US-Windpark mit Anlagen von Vestas. / Quelle: Unternehmen

15.04.13 Nachhaltige Aktien , Meldungen

Wochenrückblick für Umweltaktien

Der DAX verbesserte sich in der vergangenen Woche um 1,1 Prozent auf 7.745 Punkte. Der US-amerikanische Dow Jones Index legte zwei Prozent auf 14.865 Punkte zu. Der japanische Nikkei sprang zum Jahresausklang um fünf Prozent auf 13.485 Punkte. Der chinesische Hang Seng Index in Hongkong kletterte 1,7 Prozent auf 22.089 Punkte. Das Barrel Öl der Sorte „Brent Crude“ verbilligte sich um 6,9 Prozent auf 103 Euro. Um 5,8 Prozent auf 7.448 Dollar fiel der Preis für eine Tonne Kupfer der Qualität „Copper Grade A“. Der Euro stieg um 0,85 Prozent auf 1,3102 Dollar.

Windaktien

Der dänische Windradhersteller Vestas Wind Systems hat einen großen Auftrag aus Rumänien erhalten.

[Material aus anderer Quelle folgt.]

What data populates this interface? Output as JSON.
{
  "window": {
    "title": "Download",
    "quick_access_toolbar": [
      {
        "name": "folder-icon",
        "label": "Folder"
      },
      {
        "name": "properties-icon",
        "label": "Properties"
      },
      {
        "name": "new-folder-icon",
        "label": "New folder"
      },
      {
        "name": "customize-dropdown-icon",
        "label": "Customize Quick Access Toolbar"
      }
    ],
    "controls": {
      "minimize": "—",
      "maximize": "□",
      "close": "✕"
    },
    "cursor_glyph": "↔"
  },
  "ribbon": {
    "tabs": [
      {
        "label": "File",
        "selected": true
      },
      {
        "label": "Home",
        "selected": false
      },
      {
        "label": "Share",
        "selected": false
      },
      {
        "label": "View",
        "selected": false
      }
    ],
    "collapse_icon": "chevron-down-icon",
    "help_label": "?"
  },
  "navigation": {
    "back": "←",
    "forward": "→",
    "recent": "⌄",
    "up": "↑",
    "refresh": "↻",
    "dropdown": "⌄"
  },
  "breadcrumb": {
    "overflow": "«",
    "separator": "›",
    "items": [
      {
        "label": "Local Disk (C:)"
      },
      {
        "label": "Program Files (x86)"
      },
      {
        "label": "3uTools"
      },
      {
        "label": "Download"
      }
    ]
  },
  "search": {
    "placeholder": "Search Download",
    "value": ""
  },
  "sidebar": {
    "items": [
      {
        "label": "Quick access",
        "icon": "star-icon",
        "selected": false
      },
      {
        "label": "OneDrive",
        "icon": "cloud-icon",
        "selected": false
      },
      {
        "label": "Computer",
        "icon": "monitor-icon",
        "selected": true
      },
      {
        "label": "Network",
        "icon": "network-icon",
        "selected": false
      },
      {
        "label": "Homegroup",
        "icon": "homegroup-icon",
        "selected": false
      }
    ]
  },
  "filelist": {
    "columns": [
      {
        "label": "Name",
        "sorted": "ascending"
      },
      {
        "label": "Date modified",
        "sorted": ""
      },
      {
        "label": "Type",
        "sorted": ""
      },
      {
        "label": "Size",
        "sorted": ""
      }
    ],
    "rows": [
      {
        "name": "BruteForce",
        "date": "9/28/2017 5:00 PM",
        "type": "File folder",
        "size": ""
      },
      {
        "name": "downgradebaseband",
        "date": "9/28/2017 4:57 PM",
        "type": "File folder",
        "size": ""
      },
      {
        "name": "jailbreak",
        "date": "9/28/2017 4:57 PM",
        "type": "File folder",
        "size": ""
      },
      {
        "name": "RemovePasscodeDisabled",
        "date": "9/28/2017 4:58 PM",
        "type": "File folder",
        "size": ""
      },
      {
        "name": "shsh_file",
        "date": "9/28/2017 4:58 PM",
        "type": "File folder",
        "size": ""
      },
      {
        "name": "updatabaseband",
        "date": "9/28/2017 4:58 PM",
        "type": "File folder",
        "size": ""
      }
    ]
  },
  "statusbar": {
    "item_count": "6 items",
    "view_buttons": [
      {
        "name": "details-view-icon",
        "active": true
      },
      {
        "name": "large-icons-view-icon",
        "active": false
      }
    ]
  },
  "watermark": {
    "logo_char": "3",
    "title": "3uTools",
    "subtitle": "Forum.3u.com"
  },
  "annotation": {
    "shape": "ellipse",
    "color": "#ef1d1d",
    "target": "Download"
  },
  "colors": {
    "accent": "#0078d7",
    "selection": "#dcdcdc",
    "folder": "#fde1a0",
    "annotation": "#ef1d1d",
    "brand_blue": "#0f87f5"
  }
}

Das italienisch-russische Gemeinschaftsunternehmen LUKERG Renew des russischen Ölkonzerns Lukoil und des italienischen Projektierers ERG Renew hat bei ihm 36 Windräder mit zusammen 72 Megawatt (MW) Leistungskapazität bestellt. Vestas soll die Anlagen für die Windfarm „Toplog“ in der rumänischen Region Tulcea in der zweiten Jahreshälfte 2013 liefern. Ferner wurde mit dem Unternehmen aus Århus eine Erweiterungsoption um weitere sechs Turbinen mit zusammen zwölf MW vereinbart.
Einen weiteren Großauftrag erhielten die Dänen aus Kanada. Ein Joint Venture der Kanada-Sparte des französischen Energieunternehmens EDF EN und des Grünstromprojektierers Enbridge Inc. bestellte 166 Windräder vom Typ V100-1.8 MW. Für 20 Jahre soll Vestas beim Windpark Blackspring Ridge auch den Service und die Wartung übernehmen. Den Bau der Anlagen für den Windpark nahe Lethbridge in der Region Alberta will Vestas in 2014 beenden.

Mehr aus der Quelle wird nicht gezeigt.